| Literature DB >> 22529820 |
Ovidiu Constantin Baltatu1, Radu Iliescu, Christian E Zaugg, Jane F Reckelhoff, Pat Louie, Christoph Schumacher, Luciana Aparecida Campos.
Abstract
Several clinical studies have investigated the potential benefits of endothelin receptor antagonism in chronic pathologies such as diabetic kidney disease. However, fluid retention and edema have been identified as major side effects of endothelin receptor antagonists. In the present study we hypothesized that avosentan which was described as a predominant ET(A) receptor antagonist would produce fluid retention at high concentrations where non-specific blockade of ET(B) receptors may occur. Incremental doses of the predominant ET(A) receptor antagonist SPP301 (0.003; 0.03; 3 mg/kg) were administered intravenously to anesthetized Sprague-Dawley rats undergoing saline diuresis. Diuresis, glomerular filtration rate, and blood pressure (BP) were monitored. SPP301 decreased urine output (5.6; 34.8; 58.8% decrease from vehicle) and fractional excretion of water (5.7; 31.7; 56.4% decrease from vehicle) in a concentration-dependent manner. Glomerular filtration rate was unchanged while BP was reduced by 10 mmHg only by the highest dose of SPP301. Administration of the ET(B) selective receptor antagonist BQ-788 (3 mg/kg) following SPP301 3 mg/kg did not further decrease urine output or water excretion and was without effect on glomerular filtration rate. These data indicate that increasing concentrations of SPP301 may also block ET(B) receptors and cause antidiuresis. This effect could explain why fluid retention and edema occur during treatment with predominant ET(A) receptor blockers.Entities:
Keywords: diuresis; endothelin receptor antagonist; fluid retention; renal
Year: 2012 PMID: 22529820 PMCID: PMC3328756 DOI: 10.3389/fphys.2012.00103
Source DB: PubMed Journal: Front Physiol ISSN: 1664-042X Impact factor: 4.566
Figure 1Study design. Group A study design: i.v. administration of BQ-788 (3 mg/kg) to anesthetized male SD rats undergoing saline diuresis. Group B study design: i.v. administration of incremental doses of SPP301 (0.003; 0.03; 3 mg/kg) followed by BQ-788 (3 mg/kg) to anesthetized male SD rats undergoing saline diuresis.

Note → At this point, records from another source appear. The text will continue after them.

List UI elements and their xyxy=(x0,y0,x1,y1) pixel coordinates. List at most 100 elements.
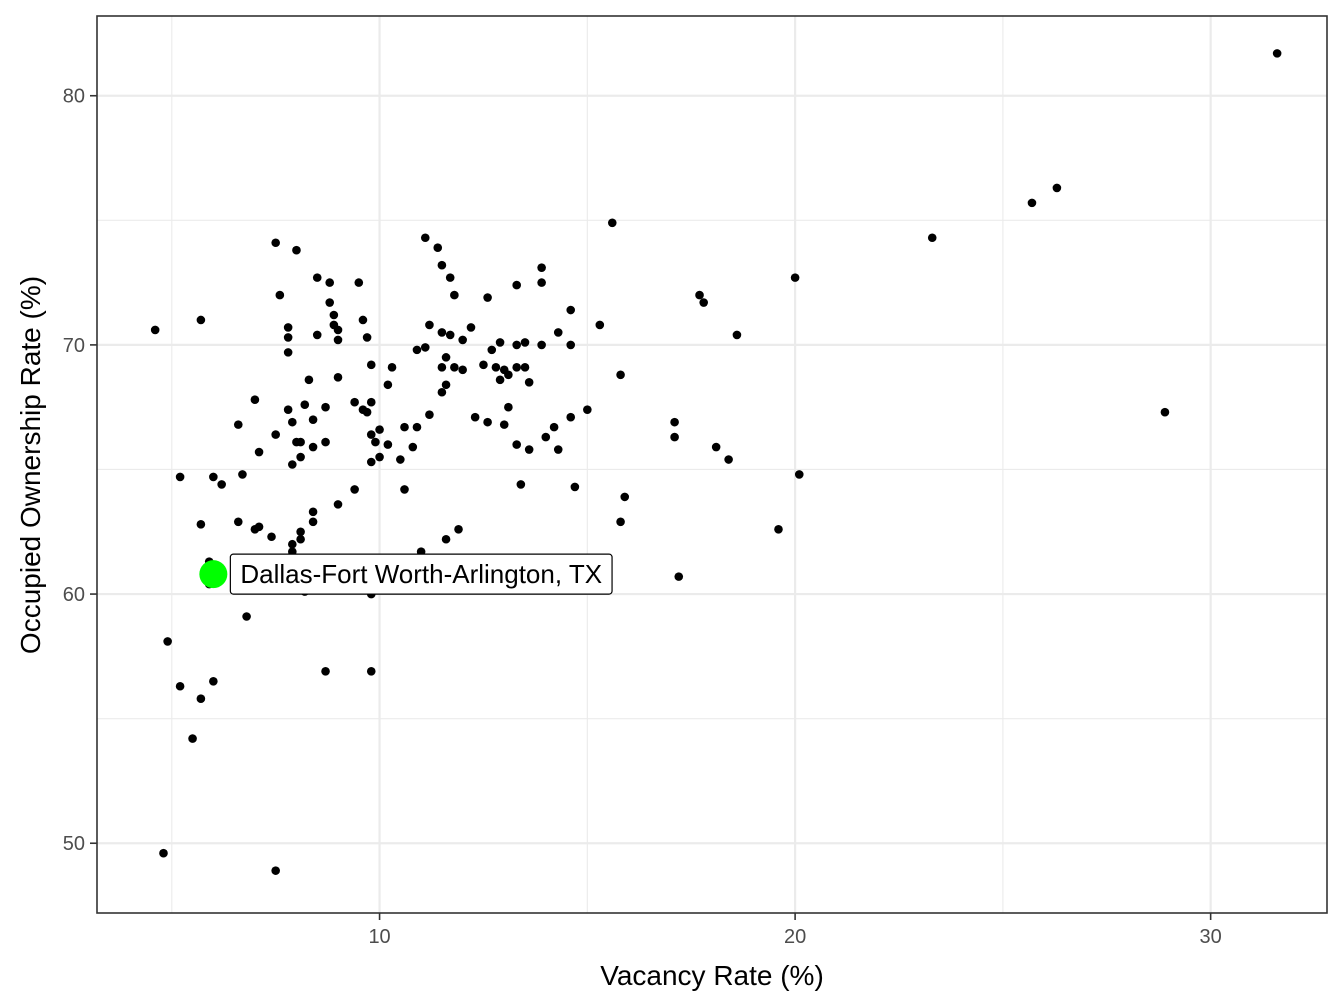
data-point xyxy=(512,363,521,372)
data-point xyxy=(495,338,505,347)
data-point xyxy=(196,694,206,704)
data-point xyxy=(304,375,314,385)
data-point xyxy=(358,315,368,325)
data-point xyxy=(537,340,546,350)
data-point xyxy=(283,405,293,414)
highlight-label: Dallas-Fort Worth-Arlington, TX xyxy=(240,559,602,589)
data-point xyxy=(159,848,168,858)
data-point xyxy=(366,397,376,407)
data-point xyxy=(553,445,563,454)
data-point xyxy=(217,480,226,489)
data-point xyxy=(383,380,393,390)
data-point xyxy=(412,345,422,355)
data-point xyxy=(209,472,218,482)
data-point xyxy=(1052,183,1062,193)
data-point xyxy=(458,365,467,375)
data-point xyxy=(400,422,409,432)
x-tick-label: 20 xyxy=(784,926,806,948)
data-point xyxy=(283,323,293,332)
data-point xyxy=(312,273,322,282)
data-point xyxy=(283,348,293,357)
data-point xyxy=(396,455,405,464)
axis-ticks: 10 20 30 50 60 70 80 xyxy=(63,86,1222,948)
data-point xyxy=(329,310,339,320)
data-point xyxy=(366,667,376,676)
data-point xyxy=(699,298,708,307)
data-point xyxy=(437,328,447,337)
data-point xyxy=(445,273,455,282)
x-tick-label: 10 xyxy=(368,926,390,948)
highlight-annotation: Dallas-Fort Worth-Arlington, TX xyxy=(199,553,613,595)
data-point xyxy=(412,422,422,432)
data-point xyxy=(441,380,451,390)
data-point xyxy=(308,517,318,527)
data-point xyxy=(312,330,322,340)
data-point xyxy=(321,667,330,676)
data-point xyxy=(520,338,530,347)
data-point xyxy=(175,472,185,482)
data-point xyxy=(296,452,305,462)
data-point xyxy=(483,293,492,302)
data-point xyxy=(450,290,459,300)
data-point xyxy=(794,470,804,479)
data-point xyxy=(296,437,305,447)
data-point xyxy=(1272,49,1282,58)
data-point xyxy=(288,539,297,549)
y-tick-label: 70 xyxy=(63,335,85,357)
data-point xyxy=(371,437,380,447)
data-point xyxy=(790,273,800,282)
highlight-label-box xyxy=(229,553,613,595)
data-point xyxy=(308,415,318,424)
y-axis-title: Occupied Ownership Rate (%) xyxy=(15,276,46,654)
data-point xyxy=(566,305,576,315)
data-point xyxy=(504,370,513,380)
data-point xyxy=(150,325,160,335)
y-tick-label: 50 xyxy=(63,833,85,855)
data-point xyxy=(437,387,447,397)
data-point xyxy=(333,325,343,335)
data-point xyxy=(283,333,293,342)
data-point xyxy=(445,330,455,340)
data-point xyxy=(333,500,343,509)
data-point xyxy=(308,442,318,452)
data-point xyxy=(1160,407,1170,417)
data-point xyxy=(470,412,480,422)
data-point xyxy=(491,363,501,372)
data-point xyxy=(566,412,576,422)
data-point xyxy=(358,405,368,414)
data-point xyxy=(620,492,630,502)
data-point xyxy=(441,353,451,362)
data-point xyxy=(233,420,243,429)
data-point xyxy=(616,370,625,380)
data-point xyxy=(321,437,330,447)
data-point xyxy=(724,455,733,464)
data-point xyxy=(375,452,384,462)
data-point xyxy=(504,402,513,412)
y-tick-label: 60 xyxy=(63,584,85,606)
data-point xyxy=(466,323,476,332)
data-point xyxy=(362,333,372,342)
data-point xyxy=(308,507,318,517)
data-point xyxy=(570,482,580,492)
data-point xyxy=(366,360,376,370)
data-point xyxy=(425,410,434,419)
data-point xyxy=(512,440,521,449)
data-point xyxy=(420,343,430,352)
data-point xyxy=(479,360,488,370)
data-point xyxy=(375,425,384,434)
panel-border xyxy=(96,15,1328,914)
data-point xyxy=(437,260,447,270)
data-point xyxy=(711,442,721,452)
x-axis-title: Vacancy Rate (%) xyxy=(600,960,824,991)
data-point xyxy=(292,245,301,255)
data-point xyxy=(250,524,260,534)
data-point xyxy=(288,460,297,469)
data-point xyxy=(233,517,243,527)
data-point xyxy=(196,520,206,529)
data-point xyxy=(524,377,534,387)
data-point xyxy=(354,278,364,287)
data-point xyxy=(433,243,443,253)
data-point xyxy=(549,422,559,432)
y-tick-label: 80 xyxy=(63,86,85,108)
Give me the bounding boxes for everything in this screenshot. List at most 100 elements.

Figure 2Urine and sodium excretion measured by: (A) urine output (μL/min); (B) fractional excretion of water (%); (C) urine sodium output (μmol/min); and (D) fractional excretion of sodium (%); in male SD rats treated with incremental doses of SPP301 (0.003; 0.03; 3 mg/kg) followed by BQ-788 (3 mg/kg). Fractional excretion of water (percentage of water excreted by the kidney from the total amount filtered) = urine output/GFR. Fractional excretion of sodium (percentage of Na+ excreted by the kidney from the total amount filtered) = urine Na+ output/[Plasma (Na+) × GFR]. *p < 0.05 compared with control (vehicle).
Figure 3Glomerular filtration rate (mL/min) in male SD rats treated with incremental doses of SPP301 (0.003; 0.03; 3 mg/kg) followed by BQ-788 (3 mg/kg).
Figure 4Mean arterial pressure (mm Hg) in male SD rats treated with incremental doses of SPP301 (0.003; 0.03; 3 mg/kg) followed by BQ-788 (3 mg/kg). *p < 0.05 compared with control (vehicle).
Figure 5Hematocrit (%) in male SD rats treated with incremental doses of SPP301 (0.003; 0.03; 3 mg/kg) followed by BQ-788 (3 mg/kg). *p < 0.05 compared with control (vehicle).